CITY DIARY: ‘He did some good things’, says Stuart Rose as sticks up for Philip Green despite bitter feud
Former Marks and Spencer chief Lord (Stuart) Rose calls for a cessation in hostilities towards Sir Philip Green.
He says: ‘He created a lot of wealth – not only for himself but on the High Street – and did some good things. He had an unfortunate experience but that does not mean we should stand there and strip him of his epaulettes.’
Time’s clearly a healer. During Green’s failed takeover of M&S in 2004, Rose, 67, claimed Green aggressively manhandled him by his neatly cut lapels.
Former Marks and Spencer chief Lord (Stuart) Rose calls for a cessation in hostilities towards Sir Philip Green (the two pictured together above when they were on good terms)

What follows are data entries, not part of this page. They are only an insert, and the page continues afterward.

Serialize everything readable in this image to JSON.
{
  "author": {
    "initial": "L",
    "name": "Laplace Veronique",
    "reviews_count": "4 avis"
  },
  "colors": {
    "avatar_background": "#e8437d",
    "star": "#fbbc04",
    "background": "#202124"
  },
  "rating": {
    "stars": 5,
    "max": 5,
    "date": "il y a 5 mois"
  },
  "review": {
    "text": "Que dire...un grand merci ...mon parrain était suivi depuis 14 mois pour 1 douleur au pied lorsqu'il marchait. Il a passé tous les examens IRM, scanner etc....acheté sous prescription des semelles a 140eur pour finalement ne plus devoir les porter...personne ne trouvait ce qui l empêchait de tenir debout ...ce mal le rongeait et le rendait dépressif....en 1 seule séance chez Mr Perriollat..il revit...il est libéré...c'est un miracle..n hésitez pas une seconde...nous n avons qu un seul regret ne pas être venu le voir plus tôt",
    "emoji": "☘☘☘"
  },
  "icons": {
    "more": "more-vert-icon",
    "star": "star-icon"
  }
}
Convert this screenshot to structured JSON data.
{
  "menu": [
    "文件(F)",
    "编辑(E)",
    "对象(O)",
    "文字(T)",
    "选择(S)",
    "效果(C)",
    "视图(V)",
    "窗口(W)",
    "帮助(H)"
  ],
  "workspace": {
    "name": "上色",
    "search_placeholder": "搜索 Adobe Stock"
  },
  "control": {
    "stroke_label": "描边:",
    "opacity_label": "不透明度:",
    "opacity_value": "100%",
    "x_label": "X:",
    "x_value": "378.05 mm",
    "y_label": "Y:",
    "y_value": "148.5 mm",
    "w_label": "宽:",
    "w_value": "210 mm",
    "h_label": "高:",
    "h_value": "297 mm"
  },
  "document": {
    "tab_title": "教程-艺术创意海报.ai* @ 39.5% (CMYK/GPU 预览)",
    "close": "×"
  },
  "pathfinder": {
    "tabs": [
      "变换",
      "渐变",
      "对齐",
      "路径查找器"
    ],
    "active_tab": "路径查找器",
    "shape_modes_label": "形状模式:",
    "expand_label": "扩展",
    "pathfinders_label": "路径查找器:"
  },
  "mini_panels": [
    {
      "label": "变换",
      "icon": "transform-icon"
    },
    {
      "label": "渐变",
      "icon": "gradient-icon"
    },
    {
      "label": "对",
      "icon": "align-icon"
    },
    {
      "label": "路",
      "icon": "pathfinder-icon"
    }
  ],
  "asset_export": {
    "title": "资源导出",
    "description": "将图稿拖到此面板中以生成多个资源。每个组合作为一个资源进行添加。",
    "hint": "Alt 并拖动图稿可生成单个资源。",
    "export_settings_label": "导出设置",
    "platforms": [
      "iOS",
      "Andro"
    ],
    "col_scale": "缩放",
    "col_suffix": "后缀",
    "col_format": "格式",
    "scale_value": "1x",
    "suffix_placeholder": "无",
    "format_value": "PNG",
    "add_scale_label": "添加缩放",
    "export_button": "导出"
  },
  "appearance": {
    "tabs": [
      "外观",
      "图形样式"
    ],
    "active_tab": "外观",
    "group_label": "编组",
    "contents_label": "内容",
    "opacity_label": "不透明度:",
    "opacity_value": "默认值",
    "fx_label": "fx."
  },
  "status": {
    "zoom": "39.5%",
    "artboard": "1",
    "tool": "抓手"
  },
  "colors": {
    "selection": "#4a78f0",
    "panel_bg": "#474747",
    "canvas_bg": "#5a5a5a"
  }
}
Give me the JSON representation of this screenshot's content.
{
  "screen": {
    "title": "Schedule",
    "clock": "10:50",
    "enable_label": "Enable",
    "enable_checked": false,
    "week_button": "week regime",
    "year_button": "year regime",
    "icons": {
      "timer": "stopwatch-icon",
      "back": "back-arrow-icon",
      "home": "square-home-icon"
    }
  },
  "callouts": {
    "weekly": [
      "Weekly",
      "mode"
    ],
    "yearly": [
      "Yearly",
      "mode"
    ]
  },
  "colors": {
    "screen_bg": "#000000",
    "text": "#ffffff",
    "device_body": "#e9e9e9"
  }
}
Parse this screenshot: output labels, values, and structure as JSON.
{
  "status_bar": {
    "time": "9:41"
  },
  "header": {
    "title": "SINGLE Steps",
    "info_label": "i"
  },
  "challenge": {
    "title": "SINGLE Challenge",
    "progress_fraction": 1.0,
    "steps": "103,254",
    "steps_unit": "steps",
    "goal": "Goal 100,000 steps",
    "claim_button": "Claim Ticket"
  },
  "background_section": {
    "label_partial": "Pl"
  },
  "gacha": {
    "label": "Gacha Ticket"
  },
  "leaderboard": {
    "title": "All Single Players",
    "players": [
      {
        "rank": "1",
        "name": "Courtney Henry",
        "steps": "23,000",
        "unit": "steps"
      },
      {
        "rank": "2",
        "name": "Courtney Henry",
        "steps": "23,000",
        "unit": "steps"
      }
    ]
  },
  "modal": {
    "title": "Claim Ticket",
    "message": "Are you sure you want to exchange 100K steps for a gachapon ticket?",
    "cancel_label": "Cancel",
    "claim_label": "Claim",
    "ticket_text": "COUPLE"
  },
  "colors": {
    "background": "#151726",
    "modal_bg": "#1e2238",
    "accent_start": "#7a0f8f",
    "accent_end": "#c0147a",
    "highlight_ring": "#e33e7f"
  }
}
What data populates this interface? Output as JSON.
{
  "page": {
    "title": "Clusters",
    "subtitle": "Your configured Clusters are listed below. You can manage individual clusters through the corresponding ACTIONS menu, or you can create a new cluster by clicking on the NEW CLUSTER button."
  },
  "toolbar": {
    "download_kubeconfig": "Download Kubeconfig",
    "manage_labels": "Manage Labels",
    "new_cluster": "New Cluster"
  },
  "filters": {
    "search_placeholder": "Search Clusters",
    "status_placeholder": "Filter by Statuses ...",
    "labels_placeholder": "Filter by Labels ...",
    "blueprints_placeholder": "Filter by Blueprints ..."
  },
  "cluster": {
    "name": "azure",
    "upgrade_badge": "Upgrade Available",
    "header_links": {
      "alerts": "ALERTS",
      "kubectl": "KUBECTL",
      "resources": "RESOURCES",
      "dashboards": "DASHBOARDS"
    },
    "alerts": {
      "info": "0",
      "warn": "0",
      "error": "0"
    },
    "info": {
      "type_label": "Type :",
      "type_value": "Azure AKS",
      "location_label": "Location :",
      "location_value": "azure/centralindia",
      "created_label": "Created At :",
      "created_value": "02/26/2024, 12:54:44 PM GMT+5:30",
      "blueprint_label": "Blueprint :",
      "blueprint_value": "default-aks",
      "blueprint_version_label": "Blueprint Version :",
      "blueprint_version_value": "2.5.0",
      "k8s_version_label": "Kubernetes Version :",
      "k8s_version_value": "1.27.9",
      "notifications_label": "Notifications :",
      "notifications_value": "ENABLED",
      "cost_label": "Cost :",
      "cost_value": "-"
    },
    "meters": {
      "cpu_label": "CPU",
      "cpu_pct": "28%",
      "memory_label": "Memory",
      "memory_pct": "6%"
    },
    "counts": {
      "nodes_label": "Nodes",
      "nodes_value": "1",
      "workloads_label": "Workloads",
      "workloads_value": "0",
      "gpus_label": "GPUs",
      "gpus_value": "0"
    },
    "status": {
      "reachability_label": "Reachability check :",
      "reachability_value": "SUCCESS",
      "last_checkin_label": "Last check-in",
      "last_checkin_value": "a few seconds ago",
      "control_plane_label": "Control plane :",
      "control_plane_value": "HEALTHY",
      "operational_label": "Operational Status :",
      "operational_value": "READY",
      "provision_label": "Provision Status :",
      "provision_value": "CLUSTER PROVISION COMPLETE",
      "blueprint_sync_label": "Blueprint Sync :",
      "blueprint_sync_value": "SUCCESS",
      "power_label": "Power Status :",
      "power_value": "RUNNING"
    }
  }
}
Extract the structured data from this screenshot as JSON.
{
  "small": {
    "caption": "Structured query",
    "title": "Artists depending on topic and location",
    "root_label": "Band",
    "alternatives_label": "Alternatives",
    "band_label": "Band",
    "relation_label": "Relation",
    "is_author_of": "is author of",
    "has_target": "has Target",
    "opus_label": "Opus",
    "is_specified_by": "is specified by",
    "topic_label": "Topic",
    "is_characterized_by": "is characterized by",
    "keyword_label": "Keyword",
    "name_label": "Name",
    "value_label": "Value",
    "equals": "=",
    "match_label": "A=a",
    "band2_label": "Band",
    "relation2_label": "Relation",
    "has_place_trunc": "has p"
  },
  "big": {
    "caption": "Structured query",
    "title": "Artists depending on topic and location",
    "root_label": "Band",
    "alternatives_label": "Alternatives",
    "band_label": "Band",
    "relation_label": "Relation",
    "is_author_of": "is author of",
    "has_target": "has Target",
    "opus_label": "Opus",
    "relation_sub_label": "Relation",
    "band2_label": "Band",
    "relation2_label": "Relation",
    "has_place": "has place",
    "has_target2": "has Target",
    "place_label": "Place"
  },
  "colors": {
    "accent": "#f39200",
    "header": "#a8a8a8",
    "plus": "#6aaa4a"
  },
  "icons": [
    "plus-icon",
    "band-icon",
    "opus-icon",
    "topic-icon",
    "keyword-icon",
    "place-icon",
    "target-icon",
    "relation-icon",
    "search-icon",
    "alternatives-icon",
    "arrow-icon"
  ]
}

Morgan Stanley’s charisma-lite boss James Gorman, 58 – said to be considering relocating jobs from the City – hosted a reception at the British Museum on Wednesday to celebrate the US bank’s 40 years in London.
There was an appearance by Theresa May, fresh from the Budget statement, who made a brief speech that a guest describes as ‘surprisingly complimentary’. The PM’s not big on bankers. But realpolitik dictates one must occasionally sup with the devil in order to survive.
Philip Hammond’s Treasury team cut a rum old bunch in a picture outside Number 11 ahead of the Budget. ‘Like a group outing from Broadmoor,’ commented an unkind Westminster observer. Most notable among them is Baroness Neville-Rolfe, a former right-hand to Tesco boss Sir Terry Leahy who is distinguishable by her dramatic shock of blue hair. Quirky Baroness N-R, 64, is a mother of four children and not without a hinterland. As well as being cricket-mad she’s also a mustard keen follower of the turf.
When former Bank of England Governor Lord (Mervyn) King speaks these days, headlines follow. Which might explain why seemingly half of Her Majesty’s press corps descended upon Mayfair yesterday to hear him at the Legatum Institute. Nibs hovered expectantly until event hostess Baroness Stroud interjected: ‘Chatham House rules, everyone.’ Cue collective groans.
What does George Osborne do for BlackRock to warrant £650,000 for four days a month? By comparison, its highest-paid UK director earns £567,000. Curious.